Thursday, June 21, 2007

The Professional (writer) vs. the amateur (Astronaut)

Over at Wired, Tony Long comes to the defense of The Cult of the Amateur: How Today's Internet Is Killing Our Culture by Andrew Keen. Keen's premise is the internet is empowering the "armature" to the determent of the "professional" and thus the culture. Long agrees and after qualifying his trepidation about the state of journalism he then pits the Journalist as his "professional" against the "armature" citizen/blogger journalist in a fixed fight where the Journalist, thanks to, among other things, getting paid (or paid more) to write, wins so handily that the armature loses the very title journalist.

What Long and Keen aren’t telling you--or just don't get--is they're confusing terms in an effort to stave off fear of extinction. What good is a professional "journalist"--or to be more specific "writer"--when the scientist, the doctor, the refugee, the soldier no longer needs them to bring you their story. More specifically, what Long and Keen are bemoaning is the prospect of Professionals and Experts in every conceivable field and profession bypassing the people who get paid to write and writing it themselves. Sure, the writing/story may not be as slick, and it will certainly suffer from the inclusion of minutia that only a professional in the field would think important enough to include, but what Long and Keen know is those deficiencies (if you want to call them that) aren’t enough to justify their continued livelihood.

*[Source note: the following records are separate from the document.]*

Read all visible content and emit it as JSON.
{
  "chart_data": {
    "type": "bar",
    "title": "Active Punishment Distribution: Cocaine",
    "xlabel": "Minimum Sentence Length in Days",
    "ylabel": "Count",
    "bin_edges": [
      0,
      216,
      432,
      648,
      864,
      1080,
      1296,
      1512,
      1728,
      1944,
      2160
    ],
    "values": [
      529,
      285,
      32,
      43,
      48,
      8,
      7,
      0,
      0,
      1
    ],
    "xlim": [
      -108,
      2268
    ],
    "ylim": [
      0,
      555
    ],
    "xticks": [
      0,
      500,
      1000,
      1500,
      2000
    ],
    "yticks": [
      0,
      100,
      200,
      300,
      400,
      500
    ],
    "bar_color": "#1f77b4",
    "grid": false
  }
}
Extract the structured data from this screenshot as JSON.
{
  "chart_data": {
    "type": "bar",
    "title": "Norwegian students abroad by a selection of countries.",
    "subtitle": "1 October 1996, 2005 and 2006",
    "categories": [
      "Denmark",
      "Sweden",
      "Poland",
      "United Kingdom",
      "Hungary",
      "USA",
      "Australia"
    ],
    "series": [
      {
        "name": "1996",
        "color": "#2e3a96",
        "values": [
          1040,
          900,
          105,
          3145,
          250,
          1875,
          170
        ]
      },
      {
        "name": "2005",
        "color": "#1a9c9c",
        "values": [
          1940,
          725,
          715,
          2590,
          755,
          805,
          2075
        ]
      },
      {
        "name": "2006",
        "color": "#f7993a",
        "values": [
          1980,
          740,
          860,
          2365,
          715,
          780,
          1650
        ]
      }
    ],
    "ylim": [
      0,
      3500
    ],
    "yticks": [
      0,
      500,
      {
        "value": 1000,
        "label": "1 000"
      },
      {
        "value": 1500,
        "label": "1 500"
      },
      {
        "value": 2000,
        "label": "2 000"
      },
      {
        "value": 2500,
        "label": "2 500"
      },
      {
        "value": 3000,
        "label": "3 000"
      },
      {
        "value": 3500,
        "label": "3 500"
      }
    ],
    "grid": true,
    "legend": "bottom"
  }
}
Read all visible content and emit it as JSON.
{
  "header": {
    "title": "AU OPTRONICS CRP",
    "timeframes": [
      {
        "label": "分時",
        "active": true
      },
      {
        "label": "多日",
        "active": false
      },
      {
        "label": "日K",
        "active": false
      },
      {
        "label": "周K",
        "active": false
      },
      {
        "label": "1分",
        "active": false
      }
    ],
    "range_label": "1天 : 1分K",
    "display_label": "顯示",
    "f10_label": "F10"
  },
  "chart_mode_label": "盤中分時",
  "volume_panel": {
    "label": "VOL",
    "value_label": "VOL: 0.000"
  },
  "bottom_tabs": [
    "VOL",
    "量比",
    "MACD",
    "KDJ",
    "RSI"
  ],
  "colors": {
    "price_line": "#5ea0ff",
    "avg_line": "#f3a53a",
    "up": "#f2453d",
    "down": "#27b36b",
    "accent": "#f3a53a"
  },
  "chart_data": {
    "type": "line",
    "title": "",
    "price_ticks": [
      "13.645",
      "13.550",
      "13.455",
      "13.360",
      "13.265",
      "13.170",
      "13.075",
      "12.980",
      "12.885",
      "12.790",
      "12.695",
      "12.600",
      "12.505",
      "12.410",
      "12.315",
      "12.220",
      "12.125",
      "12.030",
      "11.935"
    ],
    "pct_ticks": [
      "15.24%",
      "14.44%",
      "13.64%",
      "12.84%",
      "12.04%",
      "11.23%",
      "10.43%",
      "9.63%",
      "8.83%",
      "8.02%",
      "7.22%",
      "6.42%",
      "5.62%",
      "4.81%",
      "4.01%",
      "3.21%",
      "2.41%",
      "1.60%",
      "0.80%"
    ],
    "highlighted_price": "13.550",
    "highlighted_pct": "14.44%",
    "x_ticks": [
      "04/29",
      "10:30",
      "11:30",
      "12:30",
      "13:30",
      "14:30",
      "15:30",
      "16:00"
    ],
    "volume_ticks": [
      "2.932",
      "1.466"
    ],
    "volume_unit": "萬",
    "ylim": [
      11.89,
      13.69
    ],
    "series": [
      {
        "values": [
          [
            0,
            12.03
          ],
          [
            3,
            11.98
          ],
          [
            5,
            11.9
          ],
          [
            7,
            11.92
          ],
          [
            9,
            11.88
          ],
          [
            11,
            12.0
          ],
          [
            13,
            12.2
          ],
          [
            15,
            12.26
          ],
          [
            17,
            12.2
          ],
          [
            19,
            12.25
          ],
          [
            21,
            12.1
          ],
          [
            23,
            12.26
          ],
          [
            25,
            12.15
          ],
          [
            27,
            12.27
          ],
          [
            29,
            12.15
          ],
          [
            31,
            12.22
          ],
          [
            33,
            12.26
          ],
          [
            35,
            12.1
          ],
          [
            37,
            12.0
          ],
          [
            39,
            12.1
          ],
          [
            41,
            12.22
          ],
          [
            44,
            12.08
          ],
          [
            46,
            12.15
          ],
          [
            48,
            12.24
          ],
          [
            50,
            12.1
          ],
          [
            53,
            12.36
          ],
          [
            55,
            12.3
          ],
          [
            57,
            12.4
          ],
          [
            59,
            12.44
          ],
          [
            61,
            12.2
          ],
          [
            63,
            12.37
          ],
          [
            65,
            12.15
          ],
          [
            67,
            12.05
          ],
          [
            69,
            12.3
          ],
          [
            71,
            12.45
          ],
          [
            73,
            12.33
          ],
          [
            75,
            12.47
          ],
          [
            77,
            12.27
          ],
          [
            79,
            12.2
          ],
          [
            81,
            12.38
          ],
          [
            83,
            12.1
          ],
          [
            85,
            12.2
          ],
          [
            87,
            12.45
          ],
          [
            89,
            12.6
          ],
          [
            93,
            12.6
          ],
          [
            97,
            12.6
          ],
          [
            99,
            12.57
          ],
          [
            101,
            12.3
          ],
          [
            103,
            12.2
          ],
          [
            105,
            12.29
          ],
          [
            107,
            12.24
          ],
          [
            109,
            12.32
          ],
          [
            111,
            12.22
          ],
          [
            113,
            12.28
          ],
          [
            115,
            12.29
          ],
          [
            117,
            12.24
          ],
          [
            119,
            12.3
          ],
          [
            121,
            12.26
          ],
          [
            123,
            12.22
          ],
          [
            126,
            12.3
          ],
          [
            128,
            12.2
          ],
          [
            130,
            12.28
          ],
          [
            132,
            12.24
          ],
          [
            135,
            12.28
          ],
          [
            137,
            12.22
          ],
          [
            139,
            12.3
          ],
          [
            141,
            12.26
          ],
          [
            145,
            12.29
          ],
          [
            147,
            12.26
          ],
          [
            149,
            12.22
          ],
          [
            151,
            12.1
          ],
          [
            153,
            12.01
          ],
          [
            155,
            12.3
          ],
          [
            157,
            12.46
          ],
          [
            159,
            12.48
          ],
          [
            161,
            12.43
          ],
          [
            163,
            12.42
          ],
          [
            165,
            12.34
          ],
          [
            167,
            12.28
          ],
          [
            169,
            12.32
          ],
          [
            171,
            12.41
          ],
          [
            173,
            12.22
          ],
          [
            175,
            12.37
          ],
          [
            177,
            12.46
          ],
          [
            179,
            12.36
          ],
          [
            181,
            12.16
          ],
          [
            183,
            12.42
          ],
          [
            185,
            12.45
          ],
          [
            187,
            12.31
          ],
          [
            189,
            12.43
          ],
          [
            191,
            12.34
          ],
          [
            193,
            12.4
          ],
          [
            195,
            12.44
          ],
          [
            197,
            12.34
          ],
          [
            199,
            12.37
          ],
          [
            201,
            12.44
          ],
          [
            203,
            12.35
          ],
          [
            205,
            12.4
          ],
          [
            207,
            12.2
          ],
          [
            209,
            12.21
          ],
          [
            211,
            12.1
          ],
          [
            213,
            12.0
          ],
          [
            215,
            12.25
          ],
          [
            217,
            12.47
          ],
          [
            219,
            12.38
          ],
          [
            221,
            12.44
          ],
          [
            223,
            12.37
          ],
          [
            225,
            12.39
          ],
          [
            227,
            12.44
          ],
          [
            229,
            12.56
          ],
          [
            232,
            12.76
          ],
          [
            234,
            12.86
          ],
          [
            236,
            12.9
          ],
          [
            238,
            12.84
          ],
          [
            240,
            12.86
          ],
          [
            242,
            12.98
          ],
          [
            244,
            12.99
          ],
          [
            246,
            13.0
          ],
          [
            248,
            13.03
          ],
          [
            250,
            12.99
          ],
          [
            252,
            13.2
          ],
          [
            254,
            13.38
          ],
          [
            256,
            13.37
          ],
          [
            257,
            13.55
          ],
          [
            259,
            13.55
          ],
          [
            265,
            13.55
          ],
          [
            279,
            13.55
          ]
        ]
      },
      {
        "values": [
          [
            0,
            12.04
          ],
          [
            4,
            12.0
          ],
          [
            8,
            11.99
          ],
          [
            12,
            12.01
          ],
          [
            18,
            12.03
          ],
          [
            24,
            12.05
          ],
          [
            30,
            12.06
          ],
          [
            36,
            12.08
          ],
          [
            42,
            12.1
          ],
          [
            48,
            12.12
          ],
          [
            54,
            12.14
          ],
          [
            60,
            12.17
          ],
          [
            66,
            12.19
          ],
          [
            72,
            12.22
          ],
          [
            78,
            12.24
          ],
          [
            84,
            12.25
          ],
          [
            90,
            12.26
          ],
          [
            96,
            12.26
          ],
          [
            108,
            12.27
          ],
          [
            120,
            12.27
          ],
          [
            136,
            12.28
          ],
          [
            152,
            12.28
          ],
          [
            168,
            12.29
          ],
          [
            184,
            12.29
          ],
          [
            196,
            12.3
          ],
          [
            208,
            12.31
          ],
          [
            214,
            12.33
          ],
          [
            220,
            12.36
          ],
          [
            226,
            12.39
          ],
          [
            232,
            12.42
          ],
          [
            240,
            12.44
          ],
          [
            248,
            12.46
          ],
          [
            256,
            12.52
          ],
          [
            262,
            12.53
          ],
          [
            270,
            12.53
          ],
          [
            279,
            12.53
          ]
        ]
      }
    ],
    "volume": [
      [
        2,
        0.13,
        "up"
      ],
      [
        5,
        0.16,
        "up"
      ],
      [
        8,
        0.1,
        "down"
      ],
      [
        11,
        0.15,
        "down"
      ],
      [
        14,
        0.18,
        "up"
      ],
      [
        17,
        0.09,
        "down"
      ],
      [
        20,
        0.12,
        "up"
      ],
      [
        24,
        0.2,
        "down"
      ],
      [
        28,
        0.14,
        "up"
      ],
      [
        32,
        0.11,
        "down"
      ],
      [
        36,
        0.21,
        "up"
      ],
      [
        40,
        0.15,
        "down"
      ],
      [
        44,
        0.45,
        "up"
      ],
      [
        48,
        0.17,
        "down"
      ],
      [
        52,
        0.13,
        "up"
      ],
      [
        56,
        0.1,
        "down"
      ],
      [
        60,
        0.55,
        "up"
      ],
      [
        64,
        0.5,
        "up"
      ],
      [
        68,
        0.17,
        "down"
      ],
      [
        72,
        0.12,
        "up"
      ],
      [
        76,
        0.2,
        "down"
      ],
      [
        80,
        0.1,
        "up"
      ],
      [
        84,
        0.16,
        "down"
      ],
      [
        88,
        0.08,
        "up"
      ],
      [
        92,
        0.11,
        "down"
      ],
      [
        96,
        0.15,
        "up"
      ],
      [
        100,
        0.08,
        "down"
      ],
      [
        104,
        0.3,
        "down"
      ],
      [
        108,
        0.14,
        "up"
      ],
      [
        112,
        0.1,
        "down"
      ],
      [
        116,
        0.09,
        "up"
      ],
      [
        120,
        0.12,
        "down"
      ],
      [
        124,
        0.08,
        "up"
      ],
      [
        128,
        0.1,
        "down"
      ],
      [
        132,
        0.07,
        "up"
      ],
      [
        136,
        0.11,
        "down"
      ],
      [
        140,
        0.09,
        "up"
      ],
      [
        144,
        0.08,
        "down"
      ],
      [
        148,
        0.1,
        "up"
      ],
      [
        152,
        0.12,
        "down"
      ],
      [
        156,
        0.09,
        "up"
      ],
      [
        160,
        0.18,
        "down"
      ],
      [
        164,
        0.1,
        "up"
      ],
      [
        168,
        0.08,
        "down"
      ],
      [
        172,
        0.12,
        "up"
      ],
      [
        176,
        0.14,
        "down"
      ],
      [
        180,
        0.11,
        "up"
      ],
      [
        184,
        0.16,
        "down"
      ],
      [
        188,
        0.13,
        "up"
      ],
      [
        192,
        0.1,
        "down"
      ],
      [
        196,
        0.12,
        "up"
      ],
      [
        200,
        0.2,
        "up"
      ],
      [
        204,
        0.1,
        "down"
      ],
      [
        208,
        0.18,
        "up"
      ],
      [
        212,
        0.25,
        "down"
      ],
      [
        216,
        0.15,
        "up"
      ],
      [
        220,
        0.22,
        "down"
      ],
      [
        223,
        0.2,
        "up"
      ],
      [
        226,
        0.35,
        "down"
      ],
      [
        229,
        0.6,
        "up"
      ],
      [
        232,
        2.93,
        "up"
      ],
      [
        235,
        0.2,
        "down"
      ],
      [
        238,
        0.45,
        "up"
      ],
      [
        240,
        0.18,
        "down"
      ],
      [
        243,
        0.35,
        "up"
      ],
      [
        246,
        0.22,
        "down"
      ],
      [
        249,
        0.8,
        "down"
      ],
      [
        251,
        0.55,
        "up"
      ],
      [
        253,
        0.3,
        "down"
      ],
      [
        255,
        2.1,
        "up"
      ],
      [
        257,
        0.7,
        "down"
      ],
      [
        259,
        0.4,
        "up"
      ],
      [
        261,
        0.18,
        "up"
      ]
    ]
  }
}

To appreciate the beauty of Web 2.0 [are we ready to retire that term yet?], you have to appreciate that a blog post by whoever is vetted every step on its way to mass consumption. That means, this blog post might as well be buried under a pile of submissions on some publisher's desk unless or until another random blogger judges it interesting enough to link to. And then again, this blog post is going nowhere unless or until yet another blogger "judges" it worth reading and links to it. This hurdle is never fully cleared. With each and every successive link the blog post must meet the standards of yet another editor. So the point at which a blog post becomes widely read, or a blogger achieves an enviable level of popularity, also happens to be a station most Journalists or their pieces would never achieve had they relegated their works to a lowly blog.

To make matters worse from the Journalist's is some of those nonprofessional writers happen to be really good writers too. It's as if the world is closing in on these professional writers. Their subjects are either writing their own stories or those stories are being written by people who really know what they're talking about, and some of those people are better writers than the Journalist could ever dream of being. That's what Keen and Long are trying to tell us. They're not really really good writers either of them, and they can't hope to write a piece on any topic when there are dozens, hundreds, thousands of lifelong experts on that exact topic weighing in at the same time. They're being outmoded. The bar for their profession is being pushed that much higher, the game is back on--and they resent it.